La Espina

“Espalda erguida, frente en alto y mirada hacia delante. Así hay que caminar, como en la vida” me digo a mí mismo mientras la banda de la caminadora eléctrica pasa por debajo. Sin embargo, no logro impedir bajar la mirada hacia mis piernas que avanzan decididas. Zancadas largas y firmes que sustituyen a pasos temblorosos e inseguros de no hace mucho tiempo. De cuando en cuando se cruza un pie delante del otro, pero corrijo de inmediato, no sin tener que apoyar ligeramente la mano en el brazo de la máquina. Observo con gusto que mis muslos y pantorrillas han recuperado la firmeza y fortaleza hace 9 meses perdidas.

Aún recuerdo ese día como si fuera ayer: el sol primaveral del mediodía me quemaba la espalda. El aire era caliente, tan espeso que casi se podía tocar, sólo como se puede sentir en la jungla veracruzana. Arribamos a la orilla del río y bajé de la lancha inflable. En mis piernas sentía la corriente de agua tibia que en este punto del río era más bondadosa, lo suficiente para poder desembarcar y sacar la lancha del agua. La jalamos entre los 7 tripulantes hasta la orilla. “Un, dos, tres, ¡arriba!” dio la orden el líder del grupo.
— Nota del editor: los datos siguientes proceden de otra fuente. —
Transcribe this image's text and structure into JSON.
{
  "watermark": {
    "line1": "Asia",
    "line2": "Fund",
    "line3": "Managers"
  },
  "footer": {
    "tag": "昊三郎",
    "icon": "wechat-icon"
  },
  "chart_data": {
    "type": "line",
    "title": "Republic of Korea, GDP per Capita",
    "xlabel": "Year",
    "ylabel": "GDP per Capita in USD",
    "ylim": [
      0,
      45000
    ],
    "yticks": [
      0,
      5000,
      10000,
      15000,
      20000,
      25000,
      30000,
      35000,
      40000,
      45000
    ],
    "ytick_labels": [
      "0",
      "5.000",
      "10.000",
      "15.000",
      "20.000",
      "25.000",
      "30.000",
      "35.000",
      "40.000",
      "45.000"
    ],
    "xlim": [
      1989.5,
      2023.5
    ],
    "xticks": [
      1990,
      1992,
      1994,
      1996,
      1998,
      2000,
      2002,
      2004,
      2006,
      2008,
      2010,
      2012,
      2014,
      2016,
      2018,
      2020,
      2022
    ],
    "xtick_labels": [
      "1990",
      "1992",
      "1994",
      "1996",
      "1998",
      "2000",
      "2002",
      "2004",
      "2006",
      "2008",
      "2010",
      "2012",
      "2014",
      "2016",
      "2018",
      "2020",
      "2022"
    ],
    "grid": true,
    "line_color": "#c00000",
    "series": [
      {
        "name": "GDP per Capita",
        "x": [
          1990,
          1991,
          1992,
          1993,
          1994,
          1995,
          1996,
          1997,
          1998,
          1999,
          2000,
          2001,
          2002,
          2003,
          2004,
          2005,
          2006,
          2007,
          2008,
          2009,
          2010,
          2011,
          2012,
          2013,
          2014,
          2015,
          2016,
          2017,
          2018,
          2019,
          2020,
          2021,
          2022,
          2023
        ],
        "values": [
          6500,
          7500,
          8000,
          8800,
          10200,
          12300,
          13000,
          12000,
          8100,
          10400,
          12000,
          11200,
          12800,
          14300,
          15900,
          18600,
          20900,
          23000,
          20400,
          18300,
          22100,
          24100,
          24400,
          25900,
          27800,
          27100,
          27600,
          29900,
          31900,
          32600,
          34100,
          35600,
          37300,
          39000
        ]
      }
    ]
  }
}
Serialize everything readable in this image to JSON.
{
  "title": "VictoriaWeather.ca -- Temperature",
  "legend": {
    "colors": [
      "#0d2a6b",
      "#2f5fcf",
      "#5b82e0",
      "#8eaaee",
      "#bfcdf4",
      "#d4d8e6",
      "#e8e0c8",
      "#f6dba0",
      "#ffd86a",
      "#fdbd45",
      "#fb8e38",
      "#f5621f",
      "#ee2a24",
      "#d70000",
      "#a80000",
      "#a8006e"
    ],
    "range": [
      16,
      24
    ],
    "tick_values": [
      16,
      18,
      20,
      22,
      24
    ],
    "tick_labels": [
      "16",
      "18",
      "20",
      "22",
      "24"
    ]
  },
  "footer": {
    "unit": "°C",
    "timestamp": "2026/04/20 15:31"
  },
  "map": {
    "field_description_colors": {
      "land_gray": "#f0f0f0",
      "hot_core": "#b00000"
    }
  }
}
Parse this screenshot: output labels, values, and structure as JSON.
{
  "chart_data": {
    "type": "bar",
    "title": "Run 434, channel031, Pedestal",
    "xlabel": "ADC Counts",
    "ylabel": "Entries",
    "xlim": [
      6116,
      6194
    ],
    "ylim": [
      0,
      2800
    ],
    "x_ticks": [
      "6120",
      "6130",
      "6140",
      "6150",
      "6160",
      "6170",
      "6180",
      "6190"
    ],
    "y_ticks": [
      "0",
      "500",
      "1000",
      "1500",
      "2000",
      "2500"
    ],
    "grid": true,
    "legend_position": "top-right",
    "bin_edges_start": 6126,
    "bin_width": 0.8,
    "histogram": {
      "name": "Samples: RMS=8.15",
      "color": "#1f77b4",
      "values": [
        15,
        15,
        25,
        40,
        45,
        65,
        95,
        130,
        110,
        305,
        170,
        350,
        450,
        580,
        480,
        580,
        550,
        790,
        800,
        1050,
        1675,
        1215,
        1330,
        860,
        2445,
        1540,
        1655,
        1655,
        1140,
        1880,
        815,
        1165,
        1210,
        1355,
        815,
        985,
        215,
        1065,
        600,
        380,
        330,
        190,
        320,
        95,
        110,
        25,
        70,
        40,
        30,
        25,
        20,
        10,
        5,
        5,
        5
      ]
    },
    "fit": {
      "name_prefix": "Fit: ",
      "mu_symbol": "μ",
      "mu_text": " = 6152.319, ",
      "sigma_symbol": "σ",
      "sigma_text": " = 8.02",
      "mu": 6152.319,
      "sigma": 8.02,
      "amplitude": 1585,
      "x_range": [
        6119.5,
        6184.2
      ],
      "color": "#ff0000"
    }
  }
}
Me agaché doblando la cintura y flexionando ligeramente las piernas. Jalé la embarcación con mi mano derecha asida a la cuerda que la rodeaba. Solté de inmediato. Una sensación de fuego dentro de mi costado inferior izquierdo no me dejó seguir adelante. Al eliminar el peso que ofuscaba a mi cuerpo, la sensación desapareció por completo.

Llegó la noche, que era especialmente estrellada. Caí rendido después de un día de gran actividad.

Al día siguiente, al abrir los ojos, los rayos del amanecer se colaban discretamente por la tela blanca de la tienda de campaña. Se podía oler el húmedo rubor de la vegetación alrededor. Sentía un cosquilleo en la pierna izquierda, como si esta hubiese permanecido bajo el resto de mi cuerpo mientras dormía. “Ya despertará” pensé. Giré hacia mi costado derecho y un ligero dolor en la espalda media me hizo exhalar una tímida queja. “Me he de haber lastimado un músculo ayer, al intentar cargar el inflable” me dije.

Pasaron un par de días, y ya de vuelta en casa el adormecimiento de la pierna izquierda no cedía. El dolor en la espalda, constante, fue incrementando hasta el punto que se hizo insoportable, como el filo de una daga cortándome la columna. En el transcurso de ese día perdí la sensibilidad en el muslo izquierdo, al grado que podía pellizcarme sin dolor alguno. El entumecimiento se comenzó a extender hacia la pierna derecha.

Inició el tercer día y ya no podía distinguir qué pierna estaba más adormilada. No tenía sensibilidad en las nalgas y los esfínteres del recto y la uretra no respondían, como si alguien estuviera desde atrás, jalándome los músculos, desde el periné hasta el cóccix. Caminaba tambaleante, arrastrando el pie izquierdo sin lograr levantarlo. La fuerza en mis piernas se había extinguido. Bajé la escalera sin evitar apoyarme en la pared. El temblor en mis extremidades era incontrolable, como cuando la carga del caballo excede la capacidad de este. El dolor en la espalda escalaba a niveles insufribles, como si me hubiesen sembrado una semilla en el sacro, del que comienza a germinar con sus duras y espinosas ramas, que surgen rompiendo hueso y tejido sin interrumpir su paso hasta llegar a las costillas.

Dos semanas habían pasado desde aquel día en Veracruz, abro los ojos. Las luces de la sala de recuperación del hospital me deslumbran y no me dejan ver con claridad. Escucho gemidos de una mujer mayor que se encuentra a mi lado. Se aproxima una enfermera y me dice “todo salió bien, el médico quedó muy satisfecho”. Trato de exhalar una palabra pero no puedo, todos los músculos de la cara me pesan demasiado, sigo adormecido. Se me cierran los párpados contra los que no lucho. Antes de ceder ante el inminente sueño recuerdo las palabras del doctor: “tiene un infarto a la médula espinal, provocado por una lesión en la columna dorsal. Hay que operar de inmediato”.